I ejected the clip, then jacked the round out of the chamber. I pulled back on the slide and disengaged it from the grip. I tossed the slide in the water.

“What’re you doing?” Angie asked.

“I’m throwing my gun in the Charles.”

“No, you’re not.”

“I am.” I tossed the clip in, watched it sink beneath the sluggish current. I flicked my wrist and the grip followed. I was left with one bullet and the frame. I considered both.

“You just threw your gun away. The .45?”

“Yes, ma’am.” I tossed the frame up and out in an arc and got a respectable splash when it hit.

“Honey, you’re going to need that for work.”

“No,” I said. “I’m not doing this shit anymore. Mike Colette offered me a job in his freight company and I’m going to take him up on it.”

“You’re serious?”

“Know what it is, babe?” I looked back at the trailer. “When you start out doing this, you think it’s just the truly horrible shit that’s going to get you—that poor little boy in that bathtub back in ’98, what happened in Gerry Glynn’s bar, Christ, that bunker in Plymouth . . .” I took a breath, let it out slowly. “But it’s not those moments. It’s all the little ones. It’s not that people fuck each other over for a million dollars that depresses me, it’s that they do it for ten. I don’t give a shit anymore whether so-and-so’s wife is cheating on him, because he probably deserved it. And all those insurance companies? I help them prove a guy’s faking his neck injury, they turn around and drop coverage on half the neighborhood when the recession hits. The last three years, every time I sit on the corner of the mattress to put my shoes on in the morning, I want to crawl back into bed. I don’t want to go out there and do what I do.”

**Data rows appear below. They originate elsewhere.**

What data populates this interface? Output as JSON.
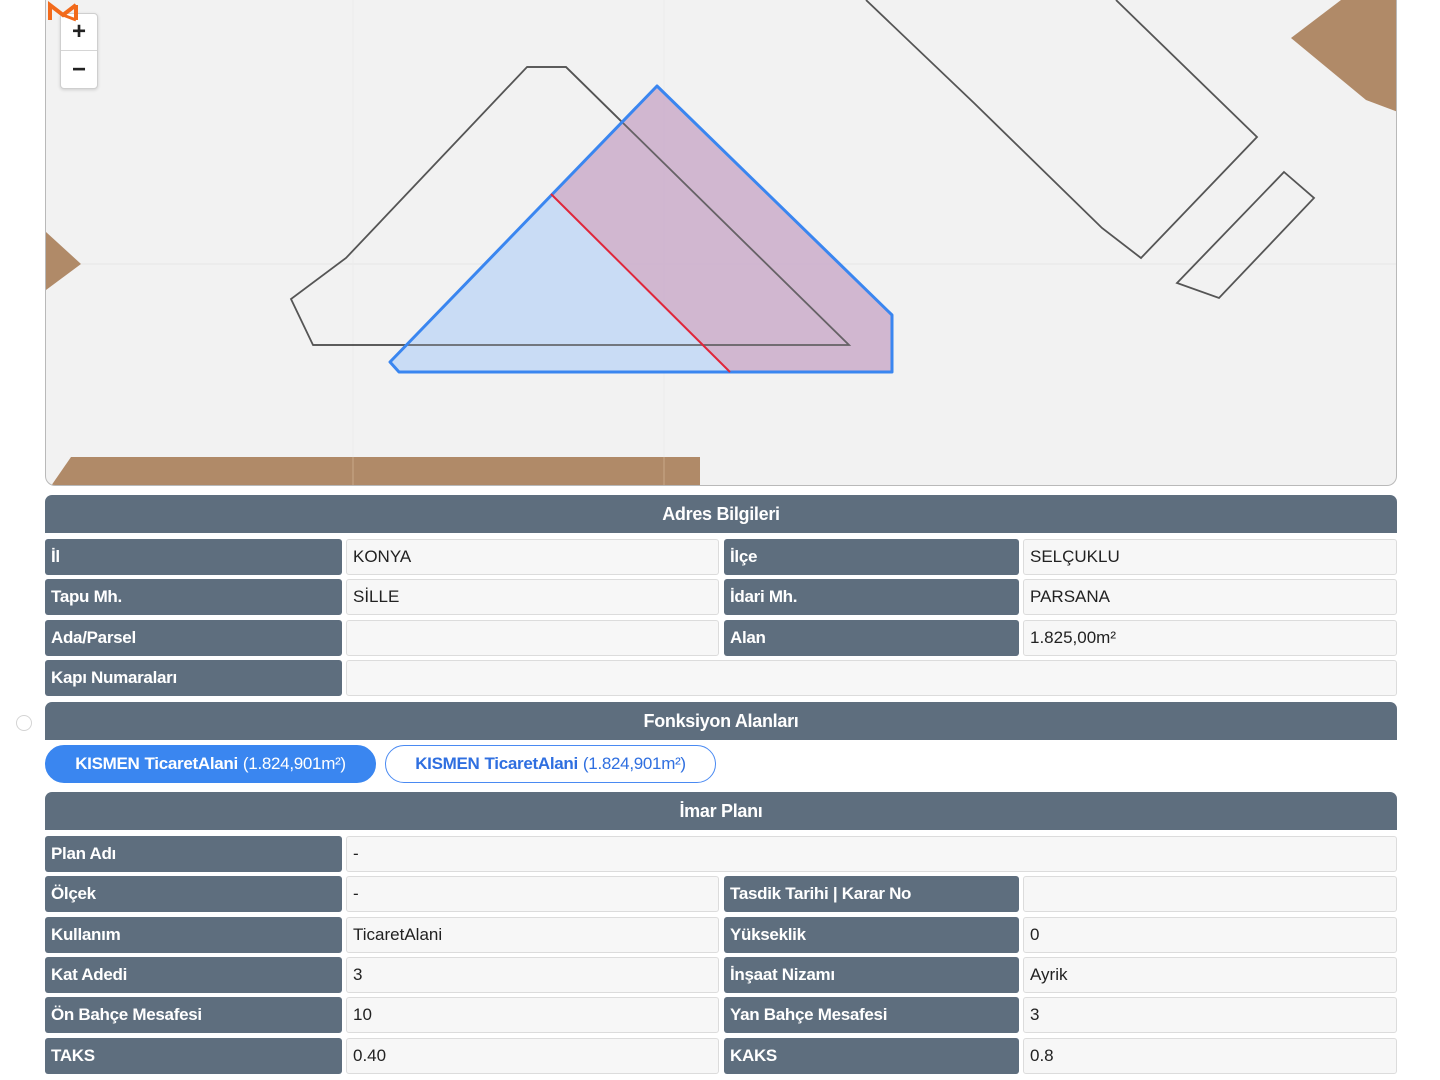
{
  "map": {
    "zoom_in_label": "+",
    "zoom_out_label": "−",
    "colors": {
      "background": "#f2f2f2",
      "parcel_outline": "#3a86f0",
      "parcel_fill": "#c9dcf5",
      "function_area_fill": "#cfb3cd",
      "split_line": "#e0263a",
      "building_outline": "#555555",
      "terrain": "#b08a68"
    }
  },
  "address": {
    "title": "Adres Bilgileri",
    "il_label": "İl",
    "il_value": "KONYA",
    "ilce_label": "İlçe",
    "ilce_value": "SELÇUKLU",
    "tapu_label": "Tapu Mh.",
    "tapu_value": "SİLLE",
    "idari_label": "İdari Mh.",
    "idari_value": "PARSANA",
    "ada_label": "Ada/Parsel",
    "ada_value": "",
    "alan_label": "Alan",
    "alan_value": "1.825,00m²",
    "kapi_label": "Kapı Numaraları",
    "kapi_value": ""
  },
  "functions": {
    "title": "Fonksiyon Alanları",
    "pills": [
      {
        "prefix": "KISMEN",
        "name": "TicaretAlani",
        "area": "(1.824,901m²)",
        "active": true
      },
      {
        "prefix": "KISMEN",
        "name": "TicaretAlani",
        "area": "(1.824,901m²)",
        "active": false
      }
    ]
  },
  "plan": {
    "title": "İmar Planı",
    "plan_adi_label": "Plan Adı",
    "plan_adi_value": "-",
    "olcek_label": "Ölçek",
    "olcek_value": "-",
    "tasdik_label": "Tasdik Tarihi | Karar No",
    "tasdik_value": "",
    "kullanim_label": "Kullanım",
    "kullanim_value": "TicaretAlani",
    "yukseklik_label": "Yükseklik",
    "yukseklik_value": "0",
    "kat_label": "Kat Adedi",
    "kat_value": "3",
    "insaat_label": "İnşaat Nizamı",
    "insaat_value": "Ayrik",
    "on_bahce_label": "Ön Bahçe Mesafesi",
    "on_bahce_value": "10",
    "yan_bahce_label": "Yan Bahçe Mesafesi",
    "yan_bahce_value": "3",
    "taks_label": "TAKS",
    "taks_value": "0.40",
    "kaks_label": "KAKS",
    "kaks_value": "0.8"
  }
}
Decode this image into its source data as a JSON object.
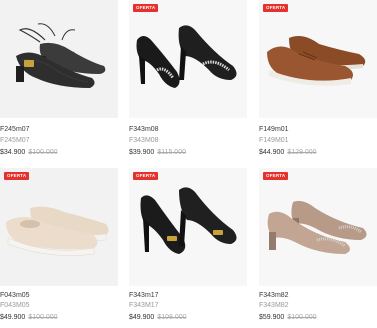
{
  "badge_label": "OFERTA",
  "colors": {
    "badge": "#e5322d",
    "price": "#333333",
    "old_price": "#aaaaaa"
  },
  "products": [
    {
      "title": "F245m07",
      "sku": "F245M07",
      "price": "$34.900",
      "old_price": "$100.000",
      "badge": false,
      "image": "black-strappy-mesh-heel"
    },
    {
      "title": "F343m08",
      "sku": "F343M08",
      "price": "$39.900",
      "old_price": "$115.000",
      "badge": true,
      "image": "black-suede-pump-embellished"
    },
    {
      "title": "F149m01",
      "sku": "F149M01",
      "price": "$44.900",
      "old_price": "$129.000",
      "badge": true,
      "image": "brown-leather-sneaker"
    },
    {
      "title": "F043m05",
      "sku": "F043M05",
      "price": "$49.900",
      "old_price": "$100.000",
      "badge": true,
      "image": "beige-slip-on-sneaker"
    },
    {
      "title": "F343m17",
      "sku": "F343M17",
      "price": "$49.900",
      "old_price": "$108.000",
      "badge": true,
      "image": "black-pump-gold-buckle"
    },
    {
      "title": "F343m82",
      "sku": "F343M82",
      "price": "$59.900",
      "old_price": "$100.000",
      "badge": true,
      "image": "taupe-block-heel-glitter"
    }
  ]
}
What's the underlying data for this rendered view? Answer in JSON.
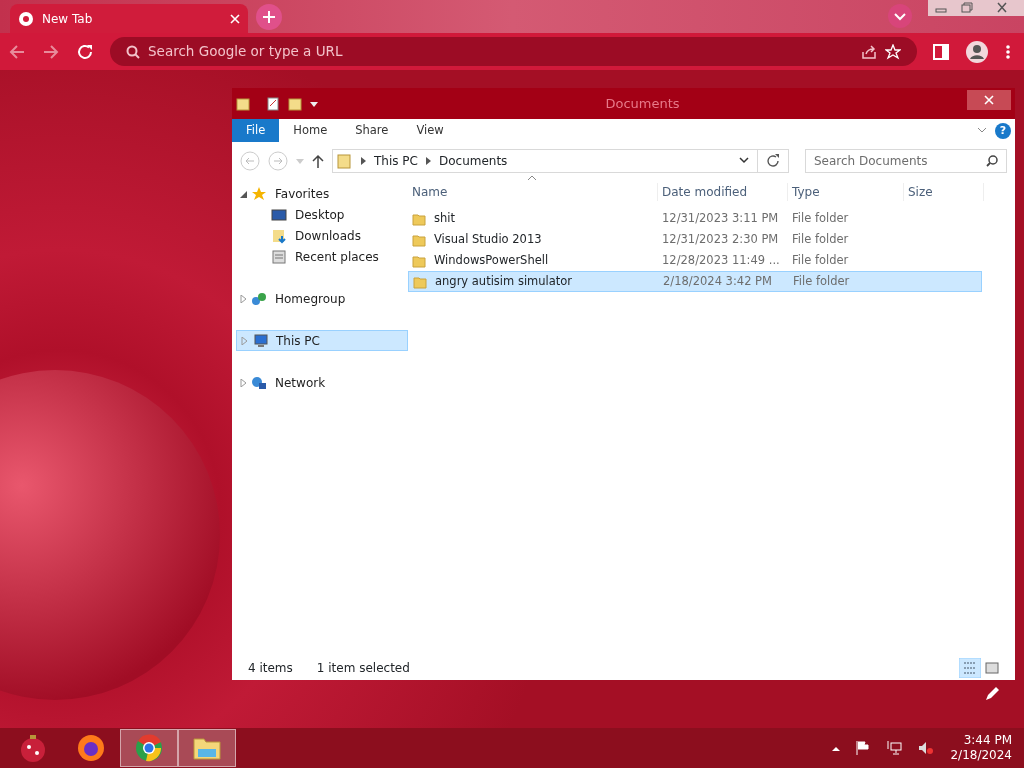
{
  "browser": {
    "tab": {
      "title": "New Tab",
      "selected": true
    },
    "address_bar": {
      "placeholder": "Search Google or type a URL"
    }
  },
  "explorer": {
    "title": "Documents",
    "ribbon_tabs": [
      {
        "label": "File",
        "selected": true
      },
      {
        "label": "Home",
        "selected": false
      },
      {
        "label": "Share",
        "selected": false
      },
      {
        "label": "View",
        "selected": false
      }
    ],
    "breadcrumb": [
      "This PC",
      "Documents"
    ],
    "search": {
      "placeholder": "Search Documents"
    },
    "help": "?",
    "nav": [
      {
        "label": "Favorites",
        "kind": "star",
        "expanded": true,
        "selected": false,
        "children": [
          {
            "label": "Desktop",
            "kind": "desktop",
            "selected": false
          },
          {
            "label": "Downloads",
            "kind": "downloads",
            "selected": false
          },
          {
            "label": "Recent places",
            "kind": "recent",
            "selected": false
          }
        ]
      },
      {
        "label": "Homegroup",
        "kind": "homegroup",
        "expanded": false,
        "selected": false
      },
      {
        "label": "This PC",
        "kind": "pc",
        "expanded": false,
        "selected": true
      },
      {
        "label": "Network",
        "kind": "network",
        "expanded": false,
        "selected": false
      }
    ],
    "columns": [
      "Name",
      "Date modified",
      "Type",
      "Size"
    ],
    "rows": [
      {
        "name": "shit",
        "date": "12/31/2023 3:11 PM",
        "type": "File folder",
        "selected": false
      },
      {
        "name": "Visual Studio 2013",
        "date": "12/31/2023 2:30 PM",
        "type": "File folder",
        "selected": false
      },
      {
        "name": "WindowsPowerShell",
        "date": "12/28/2023 11:49 ...",
        "type": "File folder",
        "selected": false
      },
      {
        "name": "angry autisim simulator",
        "date": "2/18/2024 3:42 PM",
        "type": "File folder",
        "selected": true
      }
    ],
    "status": {
      "count": "4 items",
      "selection": "1 item selected"
    }
  },
  "taskbar": {
    "apps": [
      {
        "kind": "ornament",
        "active": false
      },
      {
        "kind": "firefox",
        "active": false
      },
      {
        "kind": "chrome",
        "active": true
      },
      {
        "kind": "explorer",
        "active": true
      }
    ],
    "clock": {
      "time": "3:44 PM",
      "date": "2/18/2024"
    }
  }
}
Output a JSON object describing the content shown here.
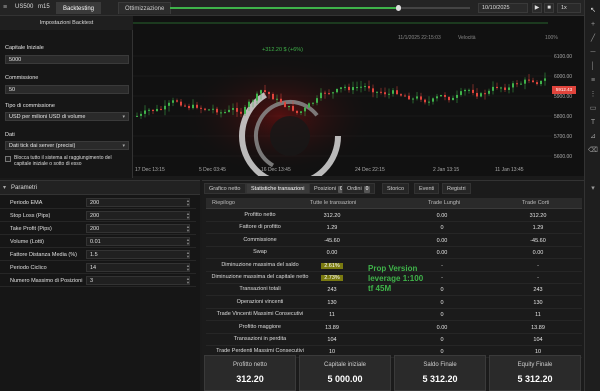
{
  "topbar": {
    "symbol": "US500",
    "timeframe": "m15",
    "tabs": [
      "Backtesting",
      "Ottimizzazione"
    ],
    "date_to": "10/10/2025",
    "speed_label": "1x"
  },
  "chart": {
    "tooltip": "+312.20 $ (+6%)",
    "date_from_label": "11/1/2025 22:15:03",
    "velocity_label": "Velocità",
    "velocity_value": "100%",
    "x_ticks": [
      "17 Dec 13:15",
      "5 Dec 03:45",
      "16 Dec 13:45",
      "24 Dec 22:15",
      "2 Jan 13:15",
      "11 Jan 13:45"
    ],
    "y_ticks": [
      "6100.00",
      "6000.00",
      "5900.00",
      "5800.00",
      "5700.00",
      "5600.00"
    ],
    "current_price": "5912.43",
    "colors": {
      "up": "#3fb34a",
      "down": "#e0443c",
      "bg": "#111111"
    },
    "logo": "swirl-logo"
  },
  "dialog": {
    "title": "Impostazioni Backtest",
    "capital_label": "Capitale Iniziale",
    "capital_value": "5000",
    "commission_label": "Commissione",
    "commission_value": "50",
    "commission_type_label": "Tipo di commissione",
    "commission_type_value": "USD per milioni USD di volume",
    "data_label": "Dati",
    "data_value": "Dati tick dai server (precisi)",
    "checkbox_label": "Blocca tutto il sistema al raggiungimento del capitale iniziale o sotto di esso"
  },
  "params": {
    "title": "Parametri",
    "rows": [
      {
        "label": "Periodo EMA",
        "value": "200"
      },
      {
        "label": "Stop Loss (Pips)",
        "value": "200"
      },
      {
        "label": "Take Profit (Pips)",
        "value": "200"
      },
      {
        "label": "Volume (Lotti)",
        "value": "0.01"
      },
      {
        "label": "Fattore Distanza Media (%)",
        "value": "1.5"
      },
      {
        "label": "Periodo Ciclico",
        "value": "14"
      },
      {
        "label": "Numero Massimo di Posizioni",
        "value": "3"
      }
    ]
  },
  "stats": {
    "tabs": [
      {
        "label": "Grafico netto",
        "badge": ""
      },
      {
        "label": "Statistiche transazioni",
        "badge": ""
      },
      {
        "label": "Posizioni",
        "badge": "0"
      },
      {
        "label": "Ordini",
        "badge": "0"
      },
      {
        "label": "Storico",
        "badge": ""
      },
      {
        "label": "Eventi",
        "badge": ""
      },
      {
        "label": "Registri",
        "badge": ""
      }
    ],
    "columns": [
      "Riepilogo",
      "Tutte le transazioni",
      "Trade Lunghi",
      "Trade Corti"
    ],
    "rows": [
      {
        "label": "Profitto netto",
        "all": "312.20",
        "long": "0.00",
        "short": "312.20",
        "hl": false
      },
      {
        "label": "Fattore di profitto",
        "all": "1.29",
        "long": "0",
        "short": "1.29",
        "hl": false
      },
      {
        "label": "Commissione",
        "all": "-45.60",
        "long": "0.00",
        "short": "-45.60",
        "hl": false
      },
      {
        "label": "Swap",
        "all": "0.00",
        "long": "0.00",
        "short": "0.00",
        "hl": false
      },
      {
        "label": "Diminuzione massima del saldo",
        "all": "2.61%",
        "long": "-",
        "short": "-",
        "hl": true
      },
      {
        "label": "Diminuzione massima del capitale netto",
        "all": "2.73%",
        "long": "-",
        "short": "-",
        "hl": true
      },
      {
        "label": "Transazioni totali",
        "all": "243",
        "long": "0",
        "short": "243",
        "hl": false
      },
      {
        "label": "Operazioni vincenti",
        "all": "130",
        "long": "0",
        "short": "130",
        "hl": false
      },
      {
        "label": "Trade Vincenti Massimi Consecutivi",
        "all": "11",
        "long": "0",
        "short": "11",
        "hl": false
      },
      {
        "label": "Profitto maggiore",
        "all": "13.89",
        "long": "0.00",
        "short": "13.89",
        "hl": false
      },
      {
        "label": "Transazioni in perdita",
        "all": "104",
        "long": "0",
        "short": "104",
        "hl": false
      },
      {
        "label": "Trade Perdenti Massimi Consecutivi",
        "all": "10",
        "long": "0",
        "short": "10",
        "hl": false
      }
    ],
    "watermark": [
      "Prop Version",
      "leverage 1:100",
      "tf 45M"
    ],
    "summary": [
      {
        "label": "Profitto netto",
        "value": "312.20"
      },
      {
        "label": "Capitale iniziale",
        "value": "5 000.00"
      },
      {
        "label": "Saldo Finale",
        "value": "5 312.20"
      },
      {
        "label": "Equity Finale",
        "value": "5 312.20"
      }
    ]
  }
}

“But you’ve done a lot of good. You do know that, don’t you?”

I didn’t.

“You have,” she said. “Everyone I know lies, breaks their word, and has perfectly legitimate excuses for why they do. Except you. Haven’t you ever noticed that? Two times in twelve years, you said you’d find this girl no matter what. And you did. Why? Because you gave your word, babe. And that might not mean shit to the rest of the world, but it means everything to you. Whatever else happened today, you found her twice, Patrick. When no one else would even try.”

I looked at the river and wanted to pull it over me.

“So I understand why you can’t do it anymore,” my wife said, “but I won’t hear you say it didn’t matter.”

I kept looking at the river for a bit. “Some of it mattered.”

“Some of it did,” she said.

I looked at the bare trees and the slate sky that stretched behind them. “But I’m all the way out. You okay with that?”

“Absolutely,” she said.

“Mike Colette’s having a good year. His distribution warehouse is thriving. He’s opening a new warehouse off Freeport next month.”